Après 96 heures de garde à vue dans le cadre de l'enquête sur l'assassinat au couteau d'un enseignant vendredi à Arras (Pas-de-Calais), l'assaillant, et possiblement d'autres suspects, seront présentés mardi à un juge d'instruction antiterroriste de Paris en vue d'une éventuelle mise en examen. Onze personnes étaient en garde à vue à la Sous-direction antiterroriste de la police judiciaire (Sdat) et à la Direction générale de la sécurité intérieure (DGSI) lundi matin, selon une source policière.
Suivi par la DGSI "depuis la fin du mois de juillet"
Trois gardes à vue ont été levées dans la journée lundi, selon cette même source. Aucune information n'a été donnée sur le nombre de suspects qui pourraient être présentés mardi à un magistrat antiterroriste. Le procureur national antiterroriste Jean-François Ricard tiendra mardi à 14 heures une conférence de presse au tribunal judiciaire de Paris pour faire un point sur l'enquête. Parmi les gardés à vue figure l'assaillant, Mohammed Mogouchkov, 20 ans, fiché pour radicalisme.
Vendredi vers 11 heures, muni d'un couteau, il s'est rendu à son ancien établissement, la cité scolaire Gambetta-Carnot. Il a mortellement poignardé Dominique Bernard, professeur de français âgé de 57 ans, puis blessé trois autres personnes avant d'être interpellé par une patrouille de police. Mohammed Mogouchkov était suivi par la DGSI "depuis la fin du mois de juillet", selon le ministre de l'Intérieur Gérald Darmanin, par des écoutes et des mesures de surveillance physique.
Il avait été contrôlé jeudi, la veille des faits, sans "qu'aucune infraction ne puisse lui être reprochée", selon une source du renseignement. Au cours de sa garde à vue, il "ne s'est pas expliqué", a précisé une source policière.
Fratrie signalée
Deux de ses frères ont également été placés en garde à vue: son cadet, âgé de 17 ans, qui se trouvait à proximité d'un autre établissement scolaire d'Arras, mais sans arme, et son aîné, actuellement incarcéré. Ce dernier a été condamné à cinq ans d'emprisonnement, en 2023, pour ne pas avoir dénoncé un projet d'attentat aux abords du palais de l'Elysée. Il a ensuite été condamné pour apologie du terrorisme. Mohammed Mogouchkov, né dans la République russe à majorité musulmane d'Ingouchie, selon l'administration, est arrivé en France en 2008. Il faisait l'objet d'une surveillance des services de renseignements en raison de ses liens avec son frère aîné.
Lui "et même la fratrie avaient fait l'objet depuis plusieurs années de signalements de la part des enseignants" du lycée à Arras, a déclaré dimanche le ministre de l'Education nationale Gabriel Attal.
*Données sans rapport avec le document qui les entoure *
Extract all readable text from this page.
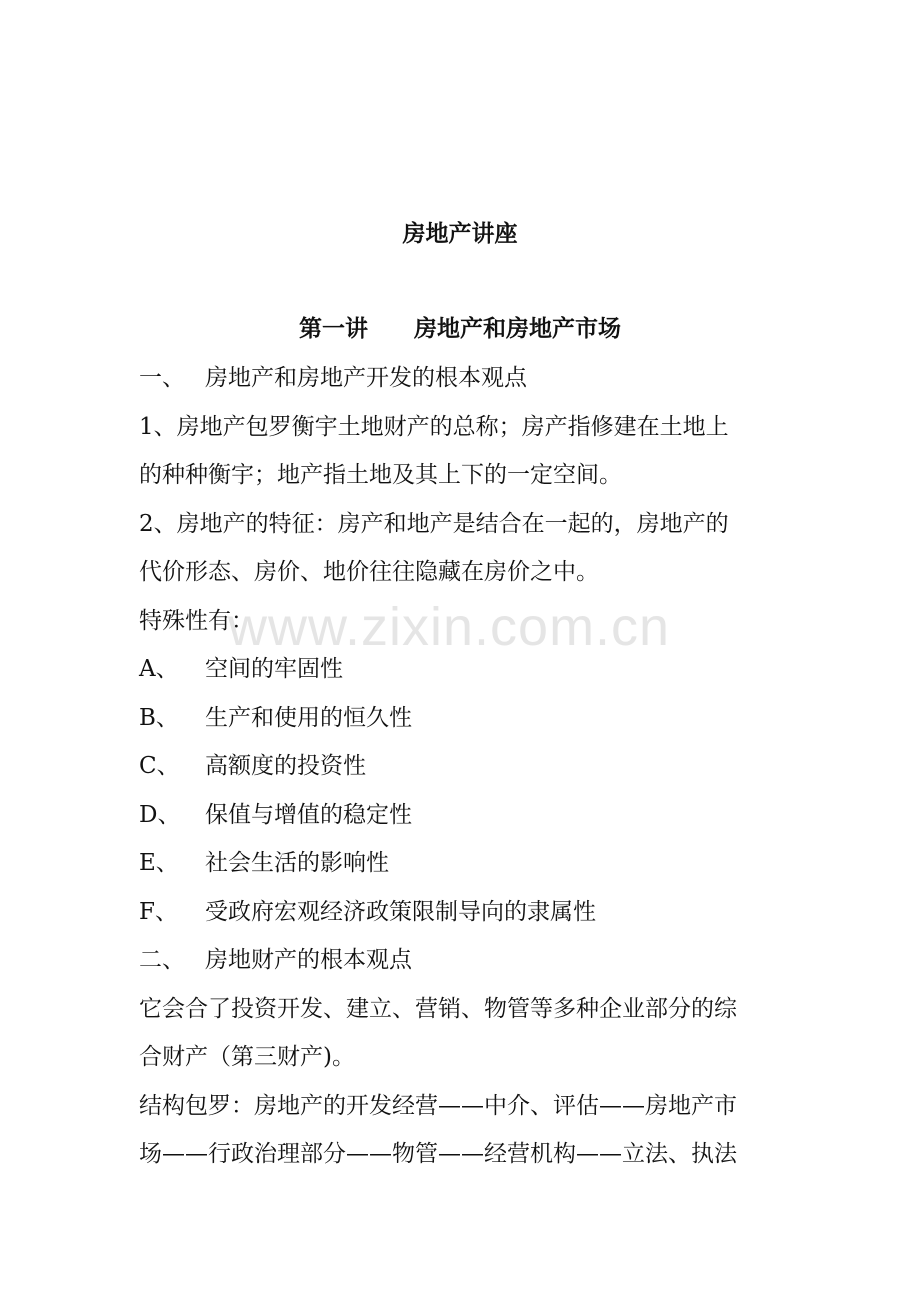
房地产讲座
第一讲　　房地产和房地产市场
一、 房地产和房地产开发的根本观点
1、房地产包罗衡宇土地财产的总称；房产指修建在土地上
的种种衡宇；地产指土地及其上下的一定空间。
2、房地产的特征：房产和地产是结合在一起的，房地产的
代价形态、房价、地价往往隐藏在房价之中。
特殊性有：
A、 空间的牢固性
B、 生产和使用的恒久性
C、 高额度的投资性
D、 保值与增值的稳定性
E、 社会生活的影响性
F、 受政府宏观经济政策限制导向的隶属性
二、 房地财产的根本观点
它会合了投资开发、建立、营销、物管等多种企业部分的综
合财产（第三财产)。
结构包罗：房地产的开发经营——中介、评估——房地产市
场——行政治理部分——物管——经营机构——立法、执法
www.zixin.com.cn
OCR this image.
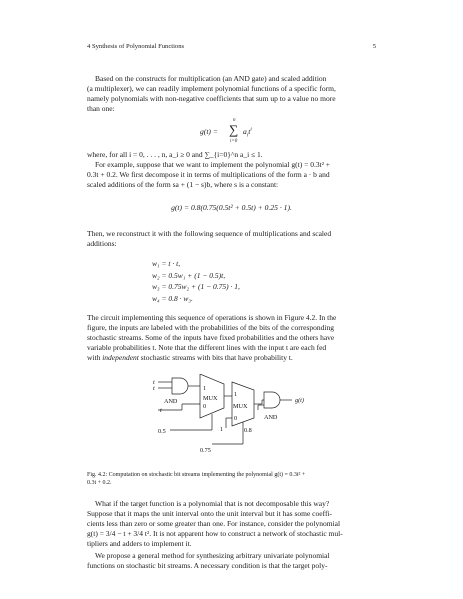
4 Synthesis of Polynomial Functions	5

Based on the constructs for multiplication (an AND gate) and scaled addition

(a multiplexer), we can readily implement polynomial functions of a specific form,

namely polynomials with non-negative coefficients that sum up to a value no more

than one:

g(t) =
n
∑
i=0
$a_it^i$

where, for all i = 0, . . . , n, a_i ≥ 0 and ∑_{i=0}^n a_i ≤ 1.

For example, suppose that we want to implement the polynomial g(t) = 0.3t² +

0.3t + 0.2. We first decompose it in terms of multiplications of the form a · b and

scaled additions of the form sa + (1 − s)b, where s is a constant:

g(t) = 0.8(0.75(0.5t² + 0.5t) + 0.25 · 1).

Then, we reconstruct it with the following sequence of multiplications and scaled

additions:

w₁ = t · t,
w₂ = 0.5w₁ + (1 − 0.5)t,
w₃ = 0.75w₂ + (1 − 0.75) · 1,
w₄ = 0.8 · w₃.

The circuit implementing this sequence of operations is shown in Figure 4.2. In the

figure, the inputs are labeled with the probabilities of the bits of the corresponding

stochastic streams. Some of the inputs have fixed probabilities and the others have

variable probabilities t. Note that the different lines with the input t are each fed

with independent stochastic streams with bits that have probability t.

t
t
AND
t
1
MUX
0
0.5
1
MUX
0
1	0.8
0.75
AND
g(t)
Fig. 4.2: Computation on stochastic bit streams implementing the polynomial g(t) = 0.3t² +
0.3t + 0.2.

What if the target function is a polynomial that is not decomposable this way?

Suppose that it maps the unit interval onto the unit interval but it has some coeffi-

cients less than zero or some greater than one. For instance, consider the polynomial

g(t) = 3/4 − t + 3/4 t². It is not apparent how to construct a network of stochastic mul-

tipliers and adders to implement it.

We propose a general method for synthesizing arbitrary univariate polynomial

functions on stochastic bit streams. A necessary condition is that the target poly-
Le père de l'assaillant, fiché S et expulsé en 2018, "était tenant d'un islam radical", selon le ministre de l'Intérieur. "Le père et le frère aîné ont eu une influence déterminante, semble-t-il, dans le passage à l'acte" de Mohammed Mogouchkov, selon l'une des sources policières à l'AFP.
Dépeint comme "violent"
Parmi les gardes à vue levées lundi : celles de la sœur de l'assaillant, née en 2005. Cette dernière "est horrifiée par les agissements de ses frères" et "elle ne comprend pas pourquoi son frère s'en est pris à ce collège", a relaté à l'AFP Mikaël Benillouche, son avocat, contacté par l'AFP. Devant les enquêteurs, elle a raconté avoir "vu son frère Mohammed devenir de plus en plus dur dans sa pratique de l'islam" et l'a dépeint comme "violent", selon son conseil.
Selon le Parisien, les gardes à vue de la mère, d'un oncle de l'assaillant et d'un détenu, ont également été levées. L'assaillant échangeait sur les réseaux sécurisés avec ce dernier qui présente un "profil vraiment inquiétant" et s'est fait remarquer au cours de sa détention pour son "influence auprès des codétenus", selon une source proche. Sa garde à vue a été levée en attendant d'autres investigations techniques, selon le quotidien.
Vendredi, rapidement après les faits, le parquet national antiterroriste a ouvert une enquête pour assassinat et tentative d'assassinat en relation avec une entreprise terroriste et association de malfaiteurs terroriste criminelle. Cette attaque, commise trois ans après l'assassinat du professeur Samuel Paty à Conflans-Sainte-Honorine (Yvelines) selon le même mode opératoire, a de nouveau jeté l'effroi, en particulier chez les enseignants.
Le président Emmanuel Macron a promis lundi que l'école resterait un "rempart contre l'obscurantisme" et "un sanctuaire pour nos élèves et pour tous ceux qui y travaillent". Il assistera jeudi aux obsèques de Dominique Bernard à la cathédrale d'Arras.